Additionally, we can be a lot more innovative. Straws can be made from bamboo or from paper. Indians have through millenniums eaten from plates made of banana leaves. All over the planet startups are trying to make products from potatoes, sugar canes and many other natural materials. If we throw away natural products, they will disintegrate in nature. Like a banana skin.

But still we may end up with many plastic products which are useful and not so easy to replace. During the covid pandemic , plastic curtain was the first line of defence against the disease. A normal car contains many kilos of plastics, it makes the car lighter and it consumes less energy. These plastics must be brought in and recycled.
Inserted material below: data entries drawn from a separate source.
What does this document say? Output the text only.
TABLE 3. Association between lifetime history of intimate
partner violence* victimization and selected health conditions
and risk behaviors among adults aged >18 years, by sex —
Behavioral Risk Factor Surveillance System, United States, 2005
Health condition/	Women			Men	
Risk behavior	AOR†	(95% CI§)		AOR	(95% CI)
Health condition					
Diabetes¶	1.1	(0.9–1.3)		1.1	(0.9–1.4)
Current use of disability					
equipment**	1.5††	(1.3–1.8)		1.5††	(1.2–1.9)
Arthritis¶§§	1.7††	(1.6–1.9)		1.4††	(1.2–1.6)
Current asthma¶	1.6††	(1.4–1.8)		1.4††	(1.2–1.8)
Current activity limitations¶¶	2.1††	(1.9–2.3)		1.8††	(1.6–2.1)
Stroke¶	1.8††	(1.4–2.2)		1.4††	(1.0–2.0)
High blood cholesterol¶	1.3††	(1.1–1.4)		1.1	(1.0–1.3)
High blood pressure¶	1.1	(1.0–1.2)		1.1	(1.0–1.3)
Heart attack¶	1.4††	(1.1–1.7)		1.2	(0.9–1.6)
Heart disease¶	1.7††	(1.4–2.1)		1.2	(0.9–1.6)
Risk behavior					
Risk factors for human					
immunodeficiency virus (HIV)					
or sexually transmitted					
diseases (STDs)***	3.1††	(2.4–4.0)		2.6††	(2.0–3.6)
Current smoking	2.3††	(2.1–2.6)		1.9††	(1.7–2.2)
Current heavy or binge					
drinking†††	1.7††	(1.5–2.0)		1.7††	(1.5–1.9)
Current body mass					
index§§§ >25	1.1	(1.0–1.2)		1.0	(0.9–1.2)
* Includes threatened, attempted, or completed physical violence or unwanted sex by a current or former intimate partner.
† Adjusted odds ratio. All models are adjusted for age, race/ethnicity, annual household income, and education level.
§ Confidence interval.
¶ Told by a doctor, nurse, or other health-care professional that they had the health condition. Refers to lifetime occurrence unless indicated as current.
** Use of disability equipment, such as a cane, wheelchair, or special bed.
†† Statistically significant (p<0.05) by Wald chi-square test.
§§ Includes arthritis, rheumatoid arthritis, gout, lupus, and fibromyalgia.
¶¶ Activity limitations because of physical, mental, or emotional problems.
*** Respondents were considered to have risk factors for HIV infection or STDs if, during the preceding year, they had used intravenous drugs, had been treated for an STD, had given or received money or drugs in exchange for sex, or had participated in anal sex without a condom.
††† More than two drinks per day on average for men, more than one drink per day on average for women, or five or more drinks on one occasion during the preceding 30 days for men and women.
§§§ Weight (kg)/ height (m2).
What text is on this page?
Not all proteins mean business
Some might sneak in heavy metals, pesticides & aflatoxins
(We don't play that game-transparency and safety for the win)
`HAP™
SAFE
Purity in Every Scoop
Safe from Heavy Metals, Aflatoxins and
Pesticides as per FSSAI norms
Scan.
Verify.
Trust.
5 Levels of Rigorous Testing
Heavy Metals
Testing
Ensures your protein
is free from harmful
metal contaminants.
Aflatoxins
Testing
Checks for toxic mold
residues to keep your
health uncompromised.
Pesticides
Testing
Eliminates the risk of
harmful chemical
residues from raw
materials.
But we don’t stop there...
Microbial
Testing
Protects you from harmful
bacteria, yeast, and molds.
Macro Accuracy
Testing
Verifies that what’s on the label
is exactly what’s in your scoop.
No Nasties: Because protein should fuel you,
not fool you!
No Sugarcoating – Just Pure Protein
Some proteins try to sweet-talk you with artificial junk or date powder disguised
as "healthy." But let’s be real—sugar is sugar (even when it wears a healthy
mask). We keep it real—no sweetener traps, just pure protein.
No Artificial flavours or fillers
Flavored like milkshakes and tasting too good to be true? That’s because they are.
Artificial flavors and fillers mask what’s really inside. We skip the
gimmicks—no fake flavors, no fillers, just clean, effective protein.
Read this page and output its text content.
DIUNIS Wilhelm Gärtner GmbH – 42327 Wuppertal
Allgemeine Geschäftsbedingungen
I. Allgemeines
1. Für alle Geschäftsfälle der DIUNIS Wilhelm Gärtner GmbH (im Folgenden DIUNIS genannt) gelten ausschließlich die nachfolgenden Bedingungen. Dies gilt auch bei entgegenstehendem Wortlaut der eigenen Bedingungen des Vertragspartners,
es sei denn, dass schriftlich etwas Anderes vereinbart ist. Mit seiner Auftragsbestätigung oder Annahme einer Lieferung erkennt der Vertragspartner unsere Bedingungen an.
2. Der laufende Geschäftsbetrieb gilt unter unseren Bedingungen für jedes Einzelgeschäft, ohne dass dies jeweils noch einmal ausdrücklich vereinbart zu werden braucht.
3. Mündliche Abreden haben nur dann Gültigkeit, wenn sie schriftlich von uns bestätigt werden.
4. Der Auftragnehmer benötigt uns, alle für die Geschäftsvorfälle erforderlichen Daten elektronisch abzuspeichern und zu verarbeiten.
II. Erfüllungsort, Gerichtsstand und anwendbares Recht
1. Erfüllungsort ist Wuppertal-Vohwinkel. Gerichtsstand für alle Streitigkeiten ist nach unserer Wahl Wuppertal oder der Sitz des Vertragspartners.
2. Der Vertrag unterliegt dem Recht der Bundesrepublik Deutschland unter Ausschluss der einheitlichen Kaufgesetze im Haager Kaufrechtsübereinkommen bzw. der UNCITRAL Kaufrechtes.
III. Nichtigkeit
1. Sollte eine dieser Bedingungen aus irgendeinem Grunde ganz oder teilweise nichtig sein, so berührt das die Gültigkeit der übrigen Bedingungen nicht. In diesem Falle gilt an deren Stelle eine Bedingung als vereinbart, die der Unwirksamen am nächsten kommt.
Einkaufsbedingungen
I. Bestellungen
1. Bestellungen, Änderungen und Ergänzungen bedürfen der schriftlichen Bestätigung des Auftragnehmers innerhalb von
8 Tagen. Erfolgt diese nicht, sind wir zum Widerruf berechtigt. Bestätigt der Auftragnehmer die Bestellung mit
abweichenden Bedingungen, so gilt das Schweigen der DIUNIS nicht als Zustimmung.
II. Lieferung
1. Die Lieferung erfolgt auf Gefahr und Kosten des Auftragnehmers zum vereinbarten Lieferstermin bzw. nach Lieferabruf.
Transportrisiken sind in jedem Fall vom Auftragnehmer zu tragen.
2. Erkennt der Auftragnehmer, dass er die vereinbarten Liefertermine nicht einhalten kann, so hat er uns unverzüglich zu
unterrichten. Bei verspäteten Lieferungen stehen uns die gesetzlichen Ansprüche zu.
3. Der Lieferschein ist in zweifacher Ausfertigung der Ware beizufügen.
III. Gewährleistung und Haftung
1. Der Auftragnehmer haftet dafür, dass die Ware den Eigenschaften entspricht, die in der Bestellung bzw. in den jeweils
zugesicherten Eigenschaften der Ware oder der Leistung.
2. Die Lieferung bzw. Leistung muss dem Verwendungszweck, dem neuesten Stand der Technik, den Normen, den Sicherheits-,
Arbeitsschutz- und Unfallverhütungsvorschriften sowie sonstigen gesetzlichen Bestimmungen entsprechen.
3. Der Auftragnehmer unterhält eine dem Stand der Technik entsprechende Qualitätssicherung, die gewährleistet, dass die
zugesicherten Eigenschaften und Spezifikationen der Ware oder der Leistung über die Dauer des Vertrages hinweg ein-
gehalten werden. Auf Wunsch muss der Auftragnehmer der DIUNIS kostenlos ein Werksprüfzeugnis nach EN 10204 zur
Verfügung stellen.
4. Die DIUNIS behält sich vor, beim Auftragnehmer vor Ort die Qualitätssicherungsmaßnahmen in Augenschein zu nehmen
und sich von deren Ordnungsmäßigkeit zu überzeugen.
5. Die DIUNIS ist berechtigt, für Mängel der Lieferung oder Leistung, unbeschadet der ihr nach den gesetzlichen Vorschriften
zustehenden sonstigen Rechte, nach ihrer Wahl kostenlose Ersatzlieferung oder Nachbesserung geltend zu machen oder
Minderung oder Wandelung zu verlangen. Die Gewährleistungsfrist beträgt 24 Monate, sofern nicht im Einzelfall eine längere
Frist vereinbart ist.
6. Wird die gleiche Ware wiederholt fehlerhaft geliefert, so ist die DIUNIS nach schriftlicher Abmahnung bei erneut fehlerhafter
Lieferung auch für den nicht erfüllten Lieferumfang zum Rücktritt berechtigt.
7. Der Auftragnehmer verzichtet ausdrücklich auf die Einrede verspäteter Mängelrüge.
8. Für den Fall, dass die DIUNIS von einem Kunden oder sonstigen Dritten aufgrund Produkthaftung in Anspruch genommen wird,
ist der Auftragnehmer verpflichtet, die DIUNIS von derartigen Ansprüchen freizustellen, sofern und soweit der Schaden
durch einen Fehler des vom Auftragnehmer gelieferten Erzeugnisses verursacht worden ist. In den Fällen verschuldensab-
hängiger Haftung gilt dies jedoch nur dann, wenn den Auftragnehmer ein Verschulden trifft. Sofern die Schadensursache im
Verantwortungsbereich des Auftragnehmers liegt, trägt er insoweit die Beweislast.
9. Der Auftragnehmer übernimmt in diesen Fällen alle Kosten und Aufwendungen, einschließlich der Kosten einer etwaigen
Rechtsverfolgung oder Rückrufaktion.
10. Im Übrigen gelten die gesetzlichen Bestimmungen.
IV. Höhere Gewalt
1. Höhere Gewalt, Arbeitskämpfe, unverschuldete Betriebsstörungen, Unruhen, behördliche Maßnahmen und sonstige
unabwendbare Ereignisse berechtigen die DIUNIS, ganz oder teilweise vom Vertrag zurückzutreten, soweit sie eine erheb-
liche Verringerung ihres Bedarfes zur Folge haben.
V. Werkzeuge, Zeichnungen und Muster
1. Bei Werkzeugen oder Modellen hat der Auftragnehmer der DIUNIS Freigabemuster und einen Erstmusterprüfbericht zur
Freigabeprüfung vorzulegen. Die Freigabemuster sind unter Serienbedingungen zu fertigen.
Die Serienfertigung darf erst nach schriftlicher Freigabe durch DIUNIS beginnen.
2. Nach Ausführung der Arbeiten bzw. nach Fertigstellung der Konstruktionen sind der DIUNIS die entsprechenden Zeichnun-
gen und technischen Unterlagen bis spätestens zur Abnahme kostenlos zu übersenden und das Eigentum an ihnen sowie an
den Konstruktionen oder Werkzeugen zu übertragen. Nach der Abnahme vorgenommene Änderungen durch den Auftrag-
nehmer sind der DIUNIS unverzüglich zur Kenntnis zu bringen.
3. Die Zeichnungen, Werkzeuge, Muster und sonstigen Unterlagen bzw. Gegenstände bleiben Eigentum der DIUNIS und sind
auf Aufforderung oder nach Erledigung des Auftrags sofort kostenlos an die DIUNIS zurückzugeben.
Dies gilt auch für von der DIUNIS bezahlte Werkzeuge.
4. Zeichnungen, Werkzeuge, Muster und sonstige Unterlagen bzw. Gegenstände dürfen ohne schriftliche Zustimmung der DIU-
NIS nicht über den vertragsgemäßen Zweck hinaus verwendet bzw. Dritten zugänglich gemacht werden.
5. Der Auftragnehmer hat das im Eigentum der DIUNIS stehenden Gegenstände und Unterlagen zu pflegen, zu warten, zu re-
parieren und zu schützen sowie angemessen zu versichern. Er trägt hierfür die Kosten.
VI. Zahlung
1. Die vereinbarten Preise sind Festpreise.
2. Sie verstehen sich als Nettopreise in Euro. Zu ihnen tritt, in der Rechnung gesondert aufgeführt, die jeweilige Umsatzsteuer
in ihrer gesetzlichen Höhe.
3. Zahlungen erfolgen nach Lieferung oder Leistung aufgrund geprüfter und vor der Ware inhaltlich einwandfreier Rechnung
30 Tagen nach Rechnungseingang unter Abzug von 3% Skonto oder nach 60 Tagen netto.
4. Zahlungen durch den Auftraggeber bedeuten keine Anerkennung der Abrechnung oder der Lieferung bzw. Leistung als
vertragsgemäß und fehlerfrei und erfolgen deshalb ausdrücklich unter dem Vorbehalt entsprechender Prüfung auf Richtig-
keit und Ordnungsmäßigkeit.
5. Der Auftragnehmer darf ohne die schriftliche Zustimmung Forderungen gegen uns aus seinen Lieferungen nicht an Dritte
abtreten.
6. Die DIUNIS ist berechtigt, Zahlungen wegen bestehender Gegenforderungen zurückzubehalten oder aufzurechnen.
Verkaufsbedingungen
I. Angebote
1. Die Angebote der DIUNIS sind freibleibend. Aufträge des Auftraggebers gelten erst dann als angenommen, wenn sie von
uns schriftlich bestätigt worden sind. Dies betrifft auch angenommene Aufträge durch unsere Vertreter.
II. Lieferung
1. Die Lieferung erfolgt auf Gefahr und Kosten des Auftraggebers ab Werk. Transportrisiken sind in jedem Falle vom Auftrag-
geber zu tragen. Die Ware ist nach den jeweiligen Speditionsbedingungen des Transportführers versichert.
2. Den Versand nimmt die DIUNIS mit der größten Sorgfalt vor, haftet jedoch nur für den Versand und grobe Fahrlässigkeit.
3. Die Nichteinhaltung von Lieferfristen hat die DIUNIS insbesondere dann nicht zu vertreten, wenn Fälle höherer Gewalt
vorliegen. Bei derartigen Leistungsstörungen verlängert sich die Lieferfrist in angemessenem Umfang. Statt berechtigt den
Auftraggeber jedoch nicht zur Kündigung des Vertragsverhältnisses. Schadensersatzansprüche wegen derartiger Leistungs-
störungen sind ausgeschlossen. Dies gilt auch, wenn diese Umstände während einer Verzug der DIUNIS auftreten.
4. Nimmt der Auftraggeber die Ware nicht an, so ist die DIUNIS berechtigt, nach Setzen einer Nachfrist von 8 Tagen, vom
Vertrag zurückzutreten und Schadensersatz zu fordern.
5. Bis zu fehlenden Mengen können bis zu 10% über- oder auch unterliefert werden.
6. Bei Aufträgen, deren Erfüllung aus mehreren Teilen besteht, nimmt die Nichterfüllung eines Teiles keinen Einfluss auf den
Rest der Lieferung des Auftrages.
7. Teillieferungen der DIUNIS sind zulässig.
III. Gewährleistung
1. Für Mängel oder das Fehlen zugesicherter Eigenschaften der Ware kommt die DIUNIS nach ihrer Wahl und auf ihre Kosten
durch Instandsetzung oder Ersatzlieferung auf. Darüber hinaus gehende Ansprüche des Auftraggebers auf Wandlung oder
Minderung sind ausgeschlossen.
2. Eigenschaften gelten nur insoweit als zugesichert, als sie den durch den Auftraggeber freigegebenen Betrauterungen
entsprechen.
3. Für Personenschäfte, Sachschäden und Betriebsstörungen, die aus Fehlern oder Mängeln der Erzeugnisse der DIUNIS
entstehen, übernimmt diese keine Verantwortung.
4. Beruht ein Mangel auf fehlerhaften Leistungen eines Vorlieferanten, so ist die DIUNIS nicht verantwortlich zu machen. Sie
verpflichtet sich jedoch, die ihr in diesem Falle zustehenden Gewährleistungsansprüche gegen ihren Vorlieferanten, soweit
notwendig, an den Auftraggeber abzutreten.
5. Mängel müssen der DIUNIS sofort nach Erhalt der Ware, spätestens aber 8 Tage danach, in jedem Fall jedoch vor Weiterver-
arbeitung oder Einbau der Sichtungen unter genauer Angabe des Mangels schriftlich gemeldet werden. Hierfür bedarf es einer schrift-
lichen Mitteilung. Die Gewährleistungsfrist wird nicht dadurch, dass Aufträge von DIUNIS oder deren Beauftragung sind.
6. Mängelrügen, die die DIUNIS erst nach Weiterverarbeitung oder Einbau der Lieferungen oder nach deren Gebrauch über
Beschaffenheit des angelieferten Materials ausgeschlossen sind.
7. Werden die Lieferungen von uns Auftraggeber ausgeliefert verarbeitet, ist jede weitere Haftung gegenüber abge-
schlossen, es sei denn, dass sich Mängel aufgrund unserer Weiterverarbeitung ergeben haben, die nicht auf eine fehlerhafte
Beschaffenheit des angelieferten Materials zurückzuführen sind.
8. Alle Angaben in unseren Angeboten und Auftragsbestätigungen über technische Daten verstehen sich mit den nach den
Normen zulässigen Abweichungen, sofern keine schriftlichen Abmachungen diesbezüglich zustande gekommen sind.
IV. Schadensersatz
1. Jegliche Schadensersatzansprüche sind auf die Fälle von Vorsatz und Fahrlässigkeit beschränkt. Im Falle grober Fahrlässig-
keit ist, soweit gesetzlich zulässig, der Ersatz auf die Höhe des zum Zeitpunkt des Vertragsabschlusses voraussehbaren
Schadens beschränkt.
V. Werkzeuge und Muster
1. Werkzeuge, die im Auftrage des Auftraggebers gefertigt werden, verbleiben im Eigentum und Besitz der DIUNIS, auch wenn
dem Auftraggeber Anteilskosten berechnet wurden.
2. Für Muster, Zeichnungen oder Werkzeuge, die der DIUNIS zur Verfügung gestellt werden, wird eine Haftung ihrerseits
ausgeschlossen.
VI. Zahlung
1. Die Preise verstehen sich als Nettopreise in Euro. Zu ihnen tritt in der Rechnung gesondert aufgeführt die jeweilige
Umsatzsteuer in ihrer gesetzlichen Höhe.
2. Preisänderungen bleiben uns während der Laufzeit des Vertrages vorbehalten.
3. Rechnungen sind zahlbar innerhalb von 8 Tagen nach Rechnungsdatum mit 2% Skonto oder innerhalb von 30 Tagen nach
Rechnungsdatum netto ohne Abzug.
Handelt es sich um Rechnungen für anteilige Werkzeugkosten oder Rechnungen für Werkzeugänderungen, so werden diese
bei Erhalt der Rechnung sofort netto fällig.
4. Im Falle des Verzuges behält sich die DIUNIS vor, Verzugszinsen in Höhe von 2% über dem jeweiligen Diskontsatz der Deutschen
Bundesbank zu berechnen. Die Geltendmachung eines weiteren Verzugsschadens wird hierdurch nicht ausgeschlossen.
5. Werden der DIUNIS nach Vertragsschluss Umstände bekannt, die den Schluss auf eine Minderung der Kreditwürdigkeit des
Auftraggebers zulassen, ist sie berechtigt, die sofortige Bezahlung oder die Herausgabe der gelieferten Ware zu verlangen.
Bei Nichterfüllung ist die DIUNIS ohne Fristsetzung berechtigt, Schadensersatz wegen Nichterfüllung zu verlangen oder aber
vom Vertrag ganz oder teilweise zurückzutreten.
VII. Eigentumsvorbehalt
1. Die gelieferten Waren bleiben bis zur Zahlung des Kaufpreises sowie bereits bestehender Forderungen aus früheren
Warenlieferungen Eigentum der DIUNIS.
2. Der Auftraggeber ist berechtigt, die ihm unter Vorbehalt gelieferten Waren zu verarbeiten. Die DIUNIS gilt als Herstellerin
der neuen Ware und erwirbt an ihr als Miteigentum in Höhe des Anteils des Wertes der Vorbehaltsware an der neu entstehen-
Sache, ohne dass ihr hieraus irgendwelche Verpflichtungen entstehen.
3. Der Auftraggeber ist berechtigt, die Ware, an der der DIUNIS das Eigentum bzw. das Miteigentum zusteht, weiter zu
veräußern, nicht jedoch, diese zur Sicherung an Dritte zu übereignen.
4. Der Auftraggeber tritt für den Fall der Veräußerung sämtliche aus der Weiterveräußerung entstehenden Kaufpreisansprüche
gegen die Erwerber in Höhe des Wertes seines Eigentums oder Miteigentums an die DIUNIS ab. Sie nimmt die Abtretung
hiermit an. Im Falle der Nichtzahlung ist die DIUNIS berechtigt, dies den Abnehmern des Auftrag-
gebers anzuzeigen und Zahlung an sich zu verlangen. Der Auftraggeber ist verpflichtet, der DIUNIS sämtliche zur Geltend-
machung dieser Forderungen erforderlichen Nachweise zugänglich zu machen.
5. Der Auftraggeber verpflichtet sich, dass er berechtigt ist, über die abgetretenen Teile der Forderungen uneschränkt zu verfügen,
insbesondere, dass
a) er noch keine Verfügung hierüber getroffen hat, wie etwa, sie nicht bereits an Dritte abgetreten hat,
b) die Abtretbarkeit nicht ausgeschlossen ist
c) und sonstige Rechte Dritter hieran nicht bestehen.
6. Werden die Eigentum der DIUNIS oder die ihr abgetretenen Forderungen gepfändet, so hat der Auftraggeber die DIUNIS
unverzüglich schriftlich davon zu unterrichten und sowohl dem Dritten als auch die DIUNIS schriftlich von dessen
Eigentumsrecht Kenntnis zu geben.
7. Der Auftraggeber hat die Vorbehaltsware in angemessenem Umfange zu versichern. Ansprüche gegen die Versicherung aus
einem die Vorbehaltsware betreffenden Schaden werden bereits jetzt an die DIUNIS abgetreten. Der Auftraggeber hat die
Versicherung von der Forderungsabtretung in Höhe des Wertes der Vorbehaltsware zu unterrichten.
If you walk along the Mithi river in Mumbai, you will never see plastic bottles. The reason is simple. The bottles have value and ragpickers will sell them to supplement their income. Only the plastics without value pollute our beautiful beaches and rivers. All countries should introduce Extended Producer Responsibility. A company which contributes to the plastic crisis should also be held responsible for funding and innovating the solution. With Extended Producer Responsibility companies will be engaged in driving the technology for change. They will have to pay a levy on plastics which governments can use to organise plastic collection and pay for large scale recycling.

What started at Versova Beach in Mumbai has become a global movement. A young Sri Lankan Nishanka De Silva started Zero Plastics movement in the midst of the economic meltdown of his home country. Incredibly, young  Sri Lankans turned out in droves to support the movement and making it a great success.

The Indian city of Indore has been repeatedly rewarded as the cleanest city of India. Its time we make all Indian cities like Indore. On world environment day - lets join hands to beat plastic pollution.

(Erik Solheim is former Minister of Climate and the Envrionment of Norway and former UN Environment Executive Director.)